Wednesday, June 8, 2016

Book Review: The First Jihad



Recently the movie Khartoum, starring everyone's favorite NRA figurehead Charlton Heston, was on TV. I was suddenly filled with the desire to know more about this event in history and looked it up on the public library's website. The first, and I believe most recent, entry was this book by Daniel Allen Butler so I put it on hold. Mrs. Kraken laughed a little when I told her I wanted something to read that would be a little more light-hearted and said that only someone as weird as me would think that this was light reading. But nevertheless, I finished it in less than three days and found it overall an accessible narrative of a real life adventure. The First Jihad is a light, fast read; and as far as I could tell is a valid account of the tale with accurate descriptions of actors and events. That said, this book was crying out for an editor or at least a better one.

The dust jacket described the author's education at fancy sounding universities, his eight years in the Army with six of those in the intelligence division, and his hobbies. The book seemed to have a hard time finding a classification, was it history, military or political science, commentary on militant Islam past and present? First and foremost this book was not scholarly, meaning it is basically useless for academics, there were no footnotes or endnotes but the bibliography did contain a variety of sources including primary ones so that is a positive. Butler seemed to want to use the story of the Mahdi and Islamic uprising in the Sudan to inform the present day war on terror, but couldn't commit fully to the task. Nor did he bring any new interpretations of existing scholarship on the Mahdi or Gordon.

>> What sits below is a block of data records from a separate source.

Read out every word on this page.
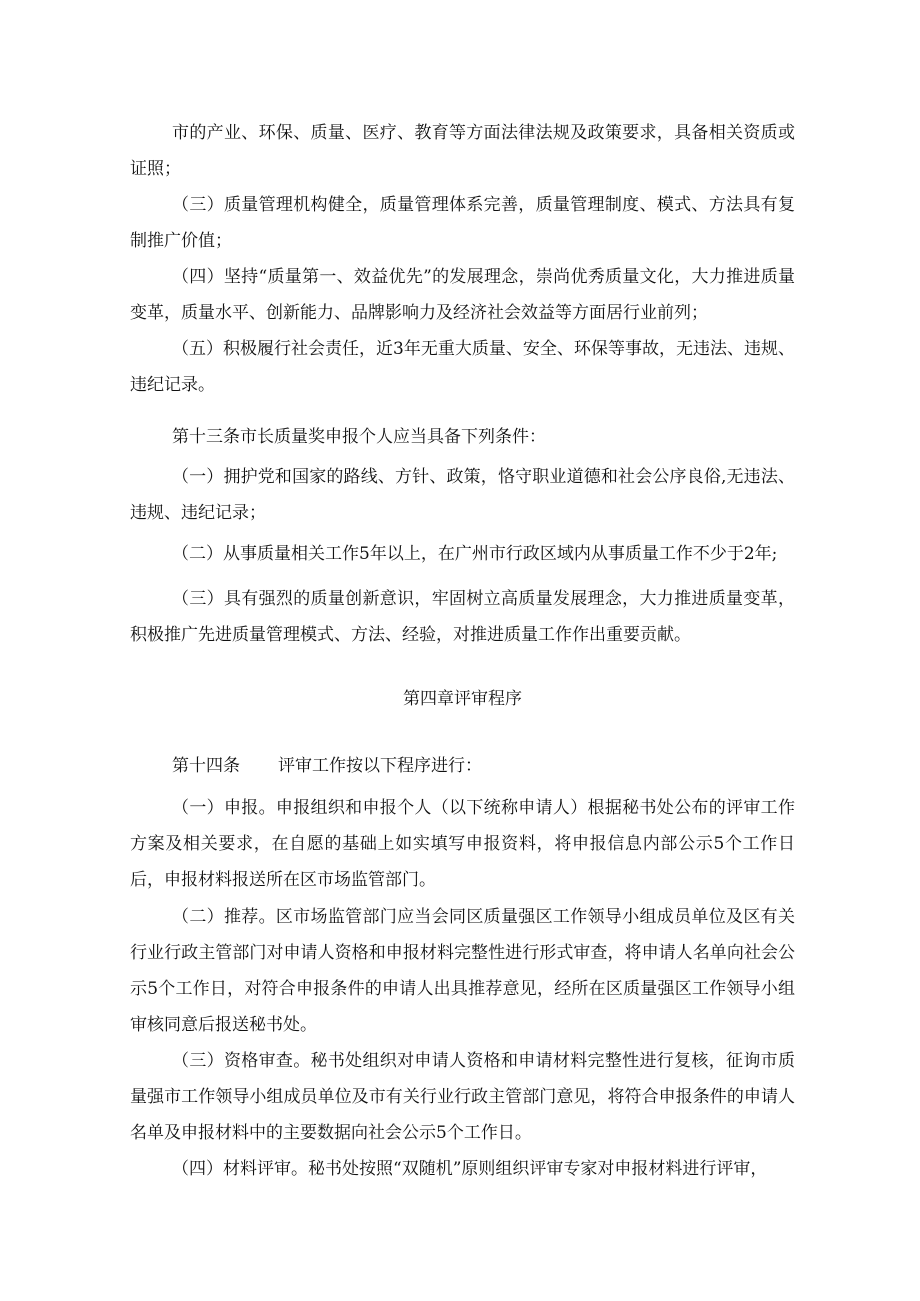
市的产业、环保、质量、医疗、教育等方面法律法规及政策要求，具备相关资质或证照；

（三）质量管理机构健全，质量管理体系完善，质量管理制度、模式、方法具有复制推广价值；

（四）坚持“质量第一、效益优先”的发展理念，崇尚优秀质量文化，大力推进质量变革，质量水平、创新能力、品牌影响力及经济社会效益等方面居行业前列；

（五）积极履行社会责任，近3年无重大质量、安全、环保等事故，无违法、违规、违纪记录。

第十三条市长质量奖申报个人应当具备下列条件：

（一）拥护党和国家的路线、方针、政策，恪守职业道德和社会公序良俗,无违法、违规、违纪记录；

（二）从事质量相关工作5年以上，在广州市行政区域内从事质量工作不少于2年;

（三）具有强烈的质量创新意识，牢固树立高质量发展理念，大力推进质量变革，积极推广先进质量管理模式、方法、经验，对推进质量工作作出重要贡献。

第四章评审程序

第十四条 评审工作按以下程序进行：

（一）申报。申报组织和申报个人（以下统称申请人）根据秘书处公布的评审工作方案及相关要求，在自愿的基础上如实填写申报资料，将申报信息内部公示5个工作日后，申报材料报送所在区市场监管部门。

（二）推荐。区市场监管部门应当会同区质量强区工作领导小组成员单位及区有关行业行政主管部门对申请人资格和申报材料完整性进行形式审查，将申请人名单向社会公示5个工作日，对符合申报条件的申请人出具推荐意见，经所在区质量强区工作领导小组审核同意后报送秘书处。

（三）资格审查。秘书处组织对申请人资格和申请材料完整性进行复核，征询市质量强市工作领导小组成员单位及市有关行业行政主管部门意见，将符合申报条件的申请人名单及申报材料中的主要数据向社会公示5个工作日。

（四）材料评审。秘书处按照“双随机”原则组织评审专家对申报材料进行评审，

Second, editorship. Good grief I don't think I have ever read a book that contained so many typos and grammatical errors. Of course, compared to a blog post or one of those fly by night websites that take and publish mostly freelance political commentary articles The First Jihad was practically spotless, but actually printing a book on paper with a hardcover and dust jacket that can't be edited once it leaves the press should be held to a higher standard. It was jarring and distracting to read "there" when it should be "their" or a simple word is misspelled. And it breaks up your focus and rhythm of reading when a sentence is badly constructed and you have to back up to try and make sense of it. Maybe it is just a little thing, but the publisher should have spent a little money to hire more or better editors to make sure there aren't glaring mistakes.

Third, Butler made some real historical errors in his prose. I cannot speak to the events in and around Khartoum in 1884 as that was the subject I was trying to learn more about. But in surveying the history of Islam and branching into the Crusades Butler wrote that Sultan Mehmet renamed Constantinople Istanbul after capturing that last remnant of the Eastern Roman Empire in 1453 when the city did not change names until after the First World War nearly five centuries later. There were other examples but that one stuck out to me. And the mistakes were not confined to Medieval history, in a section referring to the war on terror and George W. Bush's infamous phrase about "smoking the terrorists out of their holes" Butler then used the British idea of "winkling the other fellow out of his hole" as though the two ideas were equivalent. They are not, "winkling" is trying to get an enemy to surrender while "smoking" is to either kill the enemy in their hole or flush him out into the open where he can be killed.

Even with these problems though the book was enjoyable. I'm probably just jealous that I did not try to write a book like it. Or angry that while we both served in the Army, Butler seems to have not internalized the attention to detail that I did. Little things to be sure, but those are some sloppy errors that stood out to me. So, with those in mind hopefully you can enjoy the book a little more should you ever go through the same steps I did of seeing Khartoum on TV and wanting to get a more detailed picture of the actual history. Happy Reading!